Presseaussendung der Verlagsgruppe NEWS Mediaprint widerspricht ihren eigenen Aussendungen:

Wien (OTS) - o In einer Woche fünf grobe Verstöße gegen österreichisches Wettbewerbsrecht
o Mediaprint wegen Wettbewerbsverstößen fünf Mal exekutiert
o Heutige Verletzung des Wettbewerbsrechts in der Mediaprint-Illustrierten 'TV' einer der gröbsten Verstöße in letzter Zeit =

Die Mediaprint hat ihre Aussendungen zu angeblichen
Verstößen des NEWS-Verlages gegen das österreichische Wettbewerbsgesetz in dieser Woche selbst ad absurdum geführt.

Laut Zwischenbericht der NEWS-Anwälte hat der Mediaprint-Konzern alleine in dieser Woche fünf Mal mit Gewinnspielen und verbotenen Zugaben gegen das Wettbewerbsgesetz und gerichtlich erlassene Einstweilige Verfügungen verstoßen.

Die NEWS-Anwälte haben deshalb in dieser Woche bereits fünf Mal Exekutionen (jeweils in der Höhe von S 160.000,--) gegen Mediaprint-Titel geführt.

Sonntag, Montag und Dienstag veröffentlichte die Kronen Zeitung ein Urlaubs-Gewinnspiel mit Einsende-Coupons, obwohl sie gegen genau dieselben Gewinnspiele in NEWS eine Einstweilige Verfügung beantragt hat und ihr Gewinnspiele dieser Art bereits seit längerer Zeit durch Einstweilige Verfügung verboten sind.

Donnerstag erfolgte (trotz rechtsgültiger Einstweiliger Verfügung) eine Ankündigung einer Zugabe.

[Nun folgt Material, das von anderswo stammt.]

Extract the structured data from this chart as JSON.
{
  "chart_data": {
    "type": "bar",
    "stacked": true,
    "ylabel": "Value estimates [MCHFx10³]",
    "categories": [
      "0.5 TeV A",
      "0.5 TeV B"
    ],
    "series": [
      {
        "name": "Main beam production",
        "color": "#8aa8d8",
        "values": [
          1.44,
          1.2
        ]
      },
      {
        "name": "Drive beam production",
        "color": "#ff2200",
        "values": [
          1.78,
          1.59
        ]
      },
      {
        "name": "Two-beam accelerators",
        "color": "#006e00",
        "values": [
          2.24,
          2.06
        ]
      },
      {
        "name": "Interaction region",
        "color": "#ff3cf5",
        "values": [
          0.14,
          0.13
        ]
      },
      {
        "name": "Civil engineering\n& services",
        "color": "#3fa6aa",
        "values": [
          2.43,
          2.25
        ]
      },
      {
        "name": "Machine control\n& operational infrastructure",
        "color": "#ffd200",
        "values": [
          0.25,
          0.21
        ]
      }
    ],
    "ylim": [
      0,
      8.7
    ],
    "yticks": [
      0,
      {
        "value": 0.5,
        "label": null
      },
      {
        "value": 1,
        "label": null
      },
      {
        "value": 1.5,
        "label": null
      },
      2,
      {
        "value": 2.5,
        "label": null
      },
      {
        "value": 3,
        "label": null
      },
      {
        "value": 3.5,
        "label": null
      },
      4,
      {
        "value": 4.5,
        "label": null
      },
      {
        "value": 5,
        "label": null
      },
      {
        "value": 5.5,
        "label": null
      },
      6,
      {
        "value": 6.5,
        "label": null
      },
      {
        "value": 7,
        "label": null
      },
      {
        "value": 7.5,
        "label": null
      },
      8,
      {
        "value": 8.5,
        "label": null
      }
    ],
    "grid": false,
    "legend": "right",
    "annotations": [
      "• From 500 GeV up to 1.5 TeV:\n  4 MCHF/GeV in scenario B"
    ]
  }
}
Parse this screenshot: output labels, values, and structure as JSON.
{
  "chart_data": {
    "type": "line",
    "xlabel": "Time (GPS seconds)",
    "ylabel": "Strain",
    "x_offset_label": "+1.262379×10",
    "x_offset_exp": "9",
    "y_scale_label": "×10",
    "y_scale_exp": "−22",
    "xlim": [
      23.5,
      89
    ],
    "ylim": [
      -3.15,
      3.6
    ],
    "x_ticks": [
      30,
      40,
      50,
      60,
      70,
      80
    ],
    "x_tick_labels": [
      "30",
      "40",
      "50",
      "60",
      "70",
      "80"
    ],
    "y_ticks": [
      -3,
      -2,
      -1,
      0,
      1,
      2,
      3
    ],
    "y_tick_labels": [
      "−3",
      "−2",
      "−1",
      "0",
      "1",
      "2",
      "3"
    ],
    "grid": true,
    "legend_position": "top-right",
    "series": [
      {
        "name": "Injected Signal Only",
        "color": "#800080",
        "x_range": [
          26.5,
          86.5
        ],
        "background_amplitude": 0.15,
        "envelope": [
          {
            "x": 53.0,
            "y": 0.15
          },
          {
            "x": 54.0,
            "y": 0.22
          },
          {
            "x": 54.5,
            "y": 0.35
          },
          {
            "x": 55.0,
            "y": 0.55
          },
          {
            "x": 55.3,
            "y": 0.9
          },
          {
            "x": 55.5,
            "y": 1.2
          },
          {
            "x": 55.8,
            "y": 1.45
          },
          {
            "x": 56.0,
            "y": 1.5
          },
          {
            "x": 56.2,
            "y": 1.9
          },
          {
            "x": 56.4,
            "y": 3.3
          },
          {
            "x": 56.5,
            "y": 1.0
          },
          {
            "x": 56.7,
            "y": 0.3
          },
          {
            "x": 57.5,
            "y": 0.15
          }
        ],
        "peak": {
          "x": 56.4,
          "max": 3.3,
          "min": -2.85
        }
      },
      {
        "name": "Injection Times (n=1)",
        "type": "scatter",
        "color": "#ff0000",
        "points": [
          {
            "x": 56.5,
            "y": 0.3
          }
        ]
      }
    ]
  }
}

Der Höhepunkt der Verstöße gegen das österreichische Wettbewerbsgesetz durch die Mediaprint wurde heute, Freitag, erreicht, als die Fernseh-Illustrierte 'TV' mit einem vom österreichischen Wettbewerbsgesetz verbotenen - und der Mediaprint durch Einstweilige Verfügung bereits untersagten - Gewinnspiel erschien.

Das Gewinnspiel in der Mediaprint-Illustrierten 'TV' stellt insofern den bisher schwersten Verstoß gegen das österreichische Wettbewerbsgesetz dar, als sich dieses Gewinnspiel in expliziter Form gegen die Mitbewerber 'tele' und 'TV-Media' richtet und somit nicht nur wettbewerbswidrig, sondern für die beiden Konkurrenzmedien auch geschäftsstörend ist.

Der fortgesetzte Verstoß der Mediaprint gegen das Wettbewerbsrecht zeigt somit eindeutig, daß mit den Klagen gegen den NEWS-Verlag die Pressefreiheit in Österreich eingeschränkt werden soll. Die Mediaprint will ganz offensichtlich dem NEWS-Verlag per Gericht jene Marketingmaßnahmen (etwa Gewinnspiele) verbieten, die sie selbst in exzessiver Form durchführt.

Die Behauptung der Mediaprint, nur der NEWS-Verlag würde 'vorsätzlich' gegen das UWG-Gesetz verstoßen hat sich damit bereits binnen einer Woche von selbst ad absurdum geführt. In der vorliegenden Woche gibt es deutlich mehr Verstöße der Mediaprint gegen das Wettbewerbsgesetz als vom NEWS-Verlag.